Discussion

“Pain is an unpleasant sensory and emotional experience associated with actual or potential tissue damage, or described in terms of such damage” as defined by the International Association for the Study of Pain derived from Bonica 1979 (Bonica, 1979). Several authors have shown mainly in behavioral pain models that crotoxin induces antinociceptive effects, supposed to be mediated by actions on the peripheral (Brazil and Excell, 1971; Chang and Lee, 1977; Hawgood and Smith, 1977a;

Hawgood and Smith, 1977b) but also on the central nervous system (Brazil et al., 1966b; Dorandeu et al., 1998; Habermann and Cheng-Raude, 1975; Moreira et al., 1996). In order to confirm these antinociceptive effects of crotoxin in our settings, behavioral tests were performed. The finding that intraperitoneally injected crotoxin exhibited analgesic effects in acute heat pain models like Hargreaves test and tail-flick test reproduced the results of former studies. Zhang et al. have demonstrated that the intraperitoneal injection of crotoxin in a dose of 44.3 µg/kg exhibits analgesic action in mice and rats using behavioral tests (Zhang et al., 2006). In this study crotoxin was used in a dosage of 45 µg/kg. The fact that there were no significant changes in rota-rod test, supported the presumption that the increase of paw- and tail-withdrawal latency was based on analgesia and was not a consequence of motoric disabilities due to local paralysis of the hind paws, although crotoxin is a neurotoxic agent (Brazil, 1966). Furthermore, crotoxin is known for its myotoxic activities (Breithaupt, 1976;

Gopalakrishnakone et al., 1984; Gutierrez et al., 2008a). To check the locomotion, open-field test was performed in the present study. As result, no significant changes in locomotor activity due to myotoxic effects of crotoxin could be found at this dosage.
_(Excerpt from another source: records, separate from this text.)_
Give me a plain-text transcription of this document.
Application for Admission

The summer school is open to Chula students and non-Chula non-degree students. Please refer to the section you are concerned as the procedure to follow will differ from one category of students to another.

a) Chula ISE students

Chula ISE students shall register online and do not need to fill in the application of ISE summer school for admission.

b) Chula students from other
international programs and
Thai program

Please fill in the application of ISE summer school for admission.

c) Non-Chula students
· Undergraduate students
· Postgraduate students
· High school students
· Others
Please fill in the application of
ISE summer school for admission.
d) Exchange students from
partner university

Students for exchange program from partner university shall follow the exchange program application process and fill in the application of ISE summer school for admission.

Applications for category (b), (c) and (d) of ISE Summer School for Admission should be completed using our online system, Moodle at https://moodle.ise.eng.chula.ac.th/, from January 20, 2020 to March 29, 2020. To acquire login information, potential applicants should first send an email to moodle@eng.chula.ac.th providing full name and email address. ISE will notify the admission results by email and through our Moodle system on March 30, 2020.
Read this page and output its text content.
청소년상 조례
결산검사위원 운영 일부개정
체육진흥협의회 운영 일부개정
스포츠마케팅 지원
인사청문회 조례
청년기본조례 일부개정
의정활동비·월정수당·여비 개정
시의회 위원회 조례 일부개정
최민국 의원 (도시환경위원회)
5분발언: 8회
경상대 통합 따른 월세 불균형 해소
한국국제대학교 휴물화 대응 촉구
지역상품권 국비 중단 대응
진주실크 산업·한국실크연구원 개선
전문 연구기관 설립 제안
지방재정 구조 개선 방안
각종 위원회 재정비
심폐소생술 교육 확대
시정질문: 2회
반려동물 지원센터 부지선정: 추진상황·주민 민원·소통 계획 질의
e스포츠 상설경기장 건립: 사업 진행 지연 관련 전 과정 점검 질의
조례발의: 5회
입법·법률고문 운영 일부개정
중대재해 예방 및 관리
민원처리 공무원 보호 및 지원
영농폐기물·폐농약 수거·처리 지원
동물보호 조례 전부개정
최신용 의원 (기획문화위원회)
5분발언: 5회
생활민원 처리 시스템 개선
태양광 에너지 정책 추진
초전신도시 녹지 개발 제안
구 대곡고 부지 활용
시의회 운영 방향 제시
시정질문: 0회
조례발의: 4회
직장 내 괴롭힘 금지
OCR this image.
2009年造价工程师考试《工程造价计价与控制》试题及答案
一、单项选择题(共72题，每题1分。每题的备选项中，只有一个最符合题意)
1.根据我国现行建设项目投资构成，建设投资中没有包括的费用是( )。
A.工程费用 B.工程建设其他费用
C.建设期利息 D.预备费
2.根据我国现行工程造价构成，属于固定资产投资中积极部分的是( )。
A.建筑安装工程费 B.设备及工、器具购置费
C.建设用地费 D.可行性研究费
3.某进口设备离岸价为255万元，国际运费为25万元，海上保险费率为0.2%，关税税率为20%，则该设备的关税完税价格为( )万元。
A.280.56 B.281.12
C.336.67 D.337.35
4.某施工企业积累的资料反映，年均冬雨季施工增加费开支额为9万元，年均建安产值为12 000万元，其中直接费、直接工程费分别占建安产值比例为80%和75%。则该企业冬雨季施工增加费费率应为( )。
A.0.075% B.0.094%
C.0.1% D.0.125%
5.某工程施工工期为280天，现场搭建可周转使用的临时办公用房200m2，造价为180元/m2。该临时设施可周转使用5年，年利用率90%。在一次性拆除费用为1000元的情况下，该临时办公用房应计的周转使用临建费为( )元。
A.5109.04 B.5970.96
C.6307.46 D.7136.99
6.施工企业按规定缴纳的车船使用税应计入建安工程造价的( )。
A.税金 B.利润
The brain pain matrix in its classical meaning is a network of brain structures, like thalamus, primary, and secondary somatosensory cortex, prefrontal cortex, limbic system, periaqueductal gray, hypothalamus, and motor cortex that were considered to be important for pain processing in physiological and pathophysiological states (Ingvar, 1999; Melzack, 1990; Ploghaus et al., 1999; Tracey, 2005). Of note, there is recent evidence, that this matrix is not solely pain specific but detects salient sensory inputs generally (Iannetti and Mouraux, 2010; Legrain et al., 2011).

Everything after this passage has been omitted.